DD - I won't speak for fa, but I think there is a time and place for meeting regularly, or, at minimum having a way to check in regularly if folks are living communally. The frequency, degree and intensity is gonna vary, which I think is what you are getting at. The most intentionally communal living situation I ever lived in we met every other week for an hour. It was boring, but it was helpful in terms of the concept of "seen face": we were showing up together in a manner that was agreed on to be part of that group. Beyond a household, I'vbe always seen this model break down when it is overly formalized. People skip meetings, and that leads to other people deciding to skip meetings, and pretty soon almost everyone doesn't want to deal with a meeting, because meetings suck.
On the other hand, when I did Food Not Bombs (a looooooonnnnggg time ago), we had formal meetings, but we also had weekly dishwashing parties after the dinner where a lot of us had a chance to check in and talk about shit, which helped the social cohesion. It was never a formal thing, and there wasn't an invite list (there was an uninvited list, but that was mostly about the wingnuts that projects like FNB attract).
The upshot of the regular check in is that for a very small and intentional group, it maintains cohesion. It wouldn't need to be a meeting, maybe it is a dinner, with or without prayer (my vote, my prayer, would be without), or another sort of regularly occurring event where folks can intentionally share space. The downside is that obligatory meetings suck, and even when it isn't a meeting, having it be regular and obligatory sucks at least some of the joy out of the experience. Plus, the larger the social grouping, the less enforceable (sp?), and while communal living situations are nice, they don't exactly constitute a full community, as I would understand that term.

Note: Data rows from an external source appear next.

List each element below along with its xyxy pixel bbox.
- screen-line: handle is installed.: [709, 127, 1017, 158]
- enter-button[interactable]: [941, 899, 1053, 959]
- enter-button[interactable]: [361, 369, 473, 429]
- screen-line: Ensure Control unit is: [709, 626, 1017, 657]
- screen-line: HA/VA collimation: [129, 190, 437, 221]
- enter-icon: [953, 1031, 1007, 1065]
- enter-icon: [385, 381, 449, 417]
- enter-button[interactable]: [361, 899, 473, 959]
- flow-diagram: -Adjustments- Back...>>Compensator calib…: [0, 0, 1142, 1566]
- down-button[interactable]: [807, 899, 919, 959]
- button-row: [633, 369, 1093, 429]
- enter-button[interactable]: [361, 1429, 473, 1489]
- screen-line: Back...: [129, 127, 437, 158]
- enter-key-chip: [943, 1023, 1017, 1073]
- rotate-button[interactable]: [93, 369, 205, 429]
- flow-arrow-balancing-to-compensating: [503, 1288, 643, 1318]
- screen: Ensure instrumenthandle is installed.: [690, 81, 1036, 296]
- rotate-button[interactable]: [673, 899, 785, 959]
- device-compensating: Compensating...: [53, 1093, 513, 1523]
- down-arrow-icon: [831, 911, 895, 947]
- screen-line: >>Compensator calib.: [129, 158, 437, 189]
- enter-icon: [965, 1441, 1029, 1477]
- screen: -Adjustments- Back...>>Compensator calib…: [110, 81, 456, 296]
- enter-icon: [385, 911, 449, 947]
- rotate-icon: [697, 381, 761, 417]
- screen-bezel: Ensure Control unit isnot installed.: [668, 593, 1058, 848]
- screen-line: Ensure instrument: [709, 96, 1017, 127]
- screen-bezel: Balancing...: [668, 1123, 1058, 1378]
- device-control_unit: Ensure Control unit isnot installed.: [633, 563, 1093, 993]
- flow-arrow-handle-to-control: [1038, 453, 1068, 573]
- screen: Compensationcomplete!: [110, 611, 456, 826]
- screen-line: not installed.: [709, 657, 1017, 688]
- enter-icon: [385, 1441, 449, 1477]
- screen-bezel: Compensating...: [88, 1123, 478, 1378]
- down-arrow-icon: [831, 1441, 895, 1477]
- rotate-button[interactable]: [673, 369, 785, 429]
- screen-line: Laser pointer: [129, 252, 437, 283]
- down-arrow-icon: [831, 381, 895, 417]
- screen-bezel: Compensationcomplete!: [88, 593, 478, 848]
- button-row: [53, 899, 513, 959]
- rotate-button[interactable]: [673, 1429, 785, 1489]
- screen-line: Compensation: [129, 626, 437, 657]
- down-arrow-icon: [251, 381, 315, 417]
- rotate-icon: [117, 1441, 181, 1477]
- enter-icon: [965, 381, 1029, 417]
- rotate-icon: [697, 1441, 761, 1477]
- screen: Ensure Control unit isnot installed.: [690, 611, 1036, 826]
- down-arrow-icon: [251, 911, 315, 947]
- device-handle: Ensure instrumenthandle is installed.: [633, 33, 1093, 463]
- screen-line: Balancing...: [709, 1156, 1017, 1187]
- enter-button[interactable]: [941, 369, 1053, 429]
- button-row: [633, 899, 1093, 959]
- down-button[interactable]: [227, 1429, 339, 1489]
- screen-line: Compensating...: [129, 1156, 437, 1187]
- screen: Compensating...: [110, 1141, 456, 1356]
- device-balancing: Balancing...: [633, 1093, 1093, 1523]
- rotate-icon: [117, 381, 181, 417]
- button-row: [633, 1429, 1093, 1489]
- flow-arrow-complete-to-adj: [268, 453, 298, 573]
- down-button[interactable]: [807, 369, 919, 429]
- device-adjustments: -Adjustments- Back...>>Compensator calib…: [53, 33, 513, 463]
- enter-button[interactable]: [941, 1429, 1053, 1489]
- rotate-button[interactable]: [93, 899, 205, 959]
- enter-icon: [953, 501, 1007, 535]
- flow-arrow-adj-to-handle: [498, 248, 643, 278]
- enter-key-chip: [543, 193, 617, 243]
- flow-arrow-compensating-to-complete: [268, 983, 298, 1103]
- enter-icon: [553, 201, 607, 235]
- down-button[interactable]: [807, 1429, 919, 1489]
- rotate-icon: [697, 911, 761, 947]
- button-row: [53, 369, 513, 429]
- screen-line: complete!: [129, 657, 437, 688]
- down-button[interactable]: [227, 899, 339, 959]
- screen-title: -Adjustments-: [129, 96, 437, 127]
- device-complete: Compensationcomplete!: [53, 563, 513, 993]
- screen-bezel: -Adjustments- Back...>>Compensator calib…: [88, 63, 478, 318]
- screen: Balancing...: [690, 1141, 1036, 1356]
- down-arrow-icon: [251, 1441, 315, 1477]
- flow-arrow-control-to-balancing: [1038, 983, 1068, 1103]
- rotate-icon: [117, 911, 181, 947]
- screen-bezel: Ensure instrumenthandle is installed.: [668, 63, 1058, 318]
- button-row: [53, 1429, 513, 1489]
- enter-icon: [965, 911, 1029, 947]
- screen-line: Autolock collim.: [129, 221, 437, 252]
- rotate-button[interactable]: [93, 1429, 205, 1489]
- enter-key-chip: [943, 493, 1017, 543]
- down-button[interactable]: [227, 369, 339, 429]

On the other hand, less formal check-ins (ala my FNB experience), tend to become increasingly exclusive. As an increasingly coherent, but unofficial, ingroup forms, it is really easy to fall in to quasi-vanguardist organizational models, which are both anti-community, and manifest from a much more intense common cause.
I honestly think the answer (and it will never be a perfect answer) lays somewhere between these, using both or one or none as is appropriate. I'd love to tell you I know the right formula, but I haven't figured it out, and even if I had, the right formula for my circumstances isn't that same as yours might be. If you want to have regular community meetings, do it. I am not coming all (or maybe even most) of the time. Also, if you want to claim community without some sort of horizontal means of communicating and airing concerns, needs, and grievances, I am not gonna be a part of that project.